Missing from the Feminist Conversation
It should have been an exciting night. Anita Hill and Letty Cottin Pogrebin were scheduled to be in conversation about “Faith, Feminism, Race and the Ties that Bind” under the auspices of the Hadassah-Brandeis Institute and Interfaithfamily.com. But the two women sat in armchairs on the stage of the Levin Theater in Brandeis University’s student center earlier this month, lecturing the audience of 150 or so mostly middle-aged women about feminist history, rather than engaging in the deep conversation I expected to hear.
Anita Hill became a feminist icon in 1991 when she accused United States Supreme Court nominee Clarence Thomas of sexual harassment. In the intervening years she has settled into a professorship at Brandeis University where she is the school’s professor of Social Policy, Law and Women’s studies. She also has appointments in the Heller School for Social Policy and Management and in the Women’s Gender and Sexuality program.
Letty Cottin Pogrebin has feminist bona fides that include her role as co-founder of Ms. Magazine. The author of 11 books, her latest novel, “Single Jewish Man Seeking Soul Mate” served as a springboard for discussion. The book’s protagonist is the son of Jewish Holocaust survivors who promises his mother he will marry a Jew and raise Jewish children. Instead he falls in love with a radical African-American feminist, the daughter of a Baptist minister and a civil rights activist mother.
Pogrebin noted that the book’s premise was inspired by her daughter who fell in love with a devout Catholic two decades ago. “I was sideswiped by my own reaction,” Pogrebrin said. “I think of myself as an open-minded person, but on this issue I was a Jewish absolutist who wanted Jewish grandchildren. But I also told my daughter, ‘I can’t lose you over this. I will learn to love him.’”
Pogrebin saw her dilemma as part of the “old school” fear of intermarriage. Hill asserted that the promise to marry within the fold pointed to the overarching issue in the book. “At its core,” she said, “what do we owe our parents in maintaining their heritage, culture and religion?”
It didn’t take the women long to make the leap from the topic of familial duty to the attendant issues of contemporary feminism. However, what surprised me was how fiercely Pogrebin, and to some degree Hill, was out of touch with the contemporary feminist agenda. “This is a generation,” Pogrebin declared, “that defines issues I feel are retrograde. [They see] piercing their navels as a statement of freedom and equality.” Rather than simply criticize, I had hoped the women would examine, for example, the millennial reluctance to label themselves as feminists and what that means going forward for women in general.
Towards the end, the conversation became more accessible, more heartfelt. Hill shifted away from her professorial stance. Pogrebin left behind her nostalgia for first wave feminism and disdain for the lipstick feminism of younger feminists. The women told stories about the price of silence. Hill’s uncle told her about the time her grandparents were forced to leave rural Arkansas after her grandfather was threatened with lynching. “After he told me,” Hill noted, “my uncle said you’re not going to use this in your book. They might use it against you. The fear and the terror were still with him. What do our parents owe us in terms of telling us about our heritage and maintaining our history? The Black Lives Matter movement tells stories that are startling to their elders.”
As a second-generation Holocaust survivor, Pogrebin experienced a similar silence and saw the same kind of fear in her family. “Holocaust households often didn’t get answers. For us there was nothing romantic about [a trip] to Europe. The specifics about the Holocaust were not mentioned or discussed. We absorbed the fear. The thought was that if we don’t talk about it; it won’t happen again.”
And at the end of the evening, Pogrebin gave a nod to Interfaithfamily.com’s mission with a plea for Jewish continuity. “If we want our grandchildren to be Jewish we must make Judaism meaningful.” How do we do that? “Dig deep into texts, be willing to engage with the negativity of some of the [bible] stories. We need children perpetuating Judaism.”

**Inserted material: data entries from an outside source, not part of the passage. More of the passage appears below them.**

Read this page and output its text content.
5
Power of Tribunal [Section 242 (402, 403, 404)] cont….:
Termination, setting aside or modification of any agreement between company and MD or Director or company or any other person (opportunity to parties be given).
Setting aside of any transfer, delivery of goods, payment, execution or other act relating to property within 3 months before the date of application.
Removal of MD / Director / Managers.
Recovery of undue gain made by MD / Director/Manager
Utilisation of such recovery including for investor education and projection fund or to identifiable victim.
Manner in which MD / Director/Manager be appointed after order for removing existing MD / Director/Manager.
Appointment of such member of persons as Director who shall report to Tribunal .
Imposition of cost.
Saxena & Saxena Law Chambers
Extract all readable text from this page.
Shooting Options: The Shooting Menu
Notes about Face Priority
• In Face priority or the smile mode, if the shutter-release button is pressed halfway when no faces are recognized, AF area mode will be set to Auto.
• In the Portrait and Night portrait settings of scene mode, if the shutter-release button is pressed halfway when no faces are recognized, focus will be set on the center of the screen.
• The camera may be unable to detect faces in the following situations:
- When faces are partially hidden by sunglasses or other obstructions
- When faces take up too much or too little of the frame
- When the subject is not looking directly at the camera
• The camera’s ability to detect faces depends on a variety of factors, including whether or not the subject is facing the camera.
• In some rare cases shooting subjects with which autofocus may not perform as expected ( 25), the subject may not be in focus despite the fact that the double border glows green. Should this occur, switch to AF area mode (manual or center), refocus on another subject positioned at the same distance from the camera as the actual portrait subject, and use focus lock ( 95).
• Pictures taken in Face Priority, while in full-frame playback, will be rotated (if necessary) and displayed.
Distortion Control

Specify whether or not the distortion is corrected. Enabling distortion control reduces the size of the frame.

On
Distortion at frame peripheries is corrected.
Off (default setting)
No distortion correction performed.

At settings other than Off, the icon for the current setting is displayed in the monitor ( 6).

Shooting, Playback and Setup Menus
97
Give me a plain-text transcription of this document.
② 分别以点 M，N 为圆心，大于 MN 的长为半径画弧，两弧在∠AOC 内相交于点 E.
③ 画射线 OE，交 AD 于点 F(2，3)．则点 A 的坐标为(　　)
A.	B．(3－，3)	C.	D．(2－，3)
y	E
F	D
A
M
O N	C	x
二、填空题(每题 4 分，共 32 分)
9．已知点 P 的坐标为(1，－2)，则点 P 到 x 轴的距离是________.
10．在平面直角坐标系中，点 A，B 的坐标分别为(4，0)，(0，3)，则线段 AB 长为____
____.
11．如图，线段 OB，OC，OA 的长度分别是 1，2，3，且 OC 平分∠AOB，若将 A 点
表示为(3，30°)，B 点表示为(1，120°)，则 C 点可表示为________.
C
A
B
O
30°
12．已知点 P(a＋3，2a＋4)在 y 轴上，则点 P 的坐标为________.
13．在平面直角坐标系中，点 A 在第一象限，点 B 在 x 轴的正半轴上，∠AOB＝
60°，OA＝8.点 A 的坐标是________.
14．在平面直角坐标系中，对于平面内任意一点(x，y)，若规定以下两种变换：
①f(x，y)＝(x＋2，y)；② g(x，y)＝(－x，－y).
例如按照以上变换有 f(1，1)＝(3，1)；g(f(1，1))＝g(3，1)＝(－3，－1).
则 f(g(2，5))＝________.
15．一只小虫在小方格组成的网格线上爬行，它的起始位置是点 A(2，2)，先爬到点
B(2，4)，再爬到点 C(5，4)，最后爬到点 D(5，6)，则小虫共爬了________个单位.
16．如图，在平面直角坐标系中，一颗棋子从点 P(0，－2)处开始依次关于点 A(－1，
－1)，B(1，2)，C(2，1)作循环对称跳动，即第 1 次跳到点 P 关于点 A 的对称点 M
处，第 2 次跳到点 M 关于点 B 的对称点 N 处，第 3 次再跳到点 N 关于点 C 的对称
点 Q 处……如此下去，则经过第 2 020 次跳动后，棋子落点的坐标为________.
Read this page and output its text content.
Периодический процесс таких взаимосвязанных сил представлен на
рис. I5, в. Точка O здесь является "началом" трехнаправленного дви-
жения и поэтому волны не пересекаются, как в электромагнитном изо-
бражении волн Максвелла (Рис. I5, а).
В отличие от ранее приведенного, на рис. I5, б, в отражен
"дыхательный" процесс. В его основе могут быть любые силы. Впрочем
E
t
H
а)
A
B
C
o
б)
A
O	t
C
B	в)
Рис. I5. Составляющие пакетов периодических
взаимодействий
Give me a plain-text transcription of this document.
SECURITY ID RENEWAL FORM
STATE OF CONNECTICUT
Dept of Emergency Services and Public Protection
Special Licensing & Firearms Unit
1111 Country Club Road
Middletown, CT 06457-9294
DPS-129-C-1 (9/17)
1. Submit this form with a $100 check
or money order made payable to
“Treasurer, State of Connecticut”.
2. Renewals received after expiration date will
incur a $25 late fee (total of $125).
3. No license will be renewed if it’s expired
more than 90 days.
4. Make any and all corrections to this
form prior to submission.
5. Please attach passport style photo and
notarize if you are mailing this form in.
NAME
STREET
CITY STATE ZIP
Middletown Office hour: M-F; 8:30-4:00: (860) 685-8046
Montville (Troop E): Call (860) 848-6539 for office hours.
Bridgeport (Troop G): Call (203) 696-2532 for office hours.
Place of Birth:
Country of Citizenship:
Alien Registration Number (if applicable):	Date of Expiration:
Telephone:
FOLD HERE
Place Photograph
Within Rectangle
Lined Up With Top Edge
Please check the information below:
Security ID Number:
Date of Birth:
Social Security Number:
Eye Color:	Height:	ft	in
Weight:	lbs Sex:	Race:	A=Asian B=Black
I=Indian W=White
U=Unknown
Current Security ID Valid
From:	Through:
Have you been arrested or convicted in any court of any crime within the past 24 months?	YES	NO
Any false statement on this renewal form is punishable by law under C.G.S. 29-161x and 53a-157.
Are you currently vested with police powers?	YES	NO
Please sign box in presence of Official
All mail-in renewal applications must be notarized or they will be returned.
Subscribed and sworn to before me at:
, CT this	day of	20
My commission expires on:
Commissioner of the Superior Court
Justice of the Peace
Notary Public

To their credit, the women left their audience with a burning question: Where is the next feminist movement? Pogrebin saw choice as the next challenge for women of all cultures and backgrounds. “You can’t be shackled to biology if it doesn’t fit your life plan. If you’re not free in your own skin, you’re not free in your own country.” Hill was concerned with the history of sexism, bias and misogyny that is built into the workplace, housing and educational system. “People of good will getting along, she noted, cannot eradicate these issues. We have to examine our institutions.”
The reality is that women have been divided over feminism since the Suffragettes, which makes conversations about the future of feminism all the more imperative. It felt to me like a wasted opportunity not to have prominent feminists like Hill and Pogrebin directly address that topic. Perhaps it’s time to place a third chair on the stage for a millennial feminist also to engage in that conversation.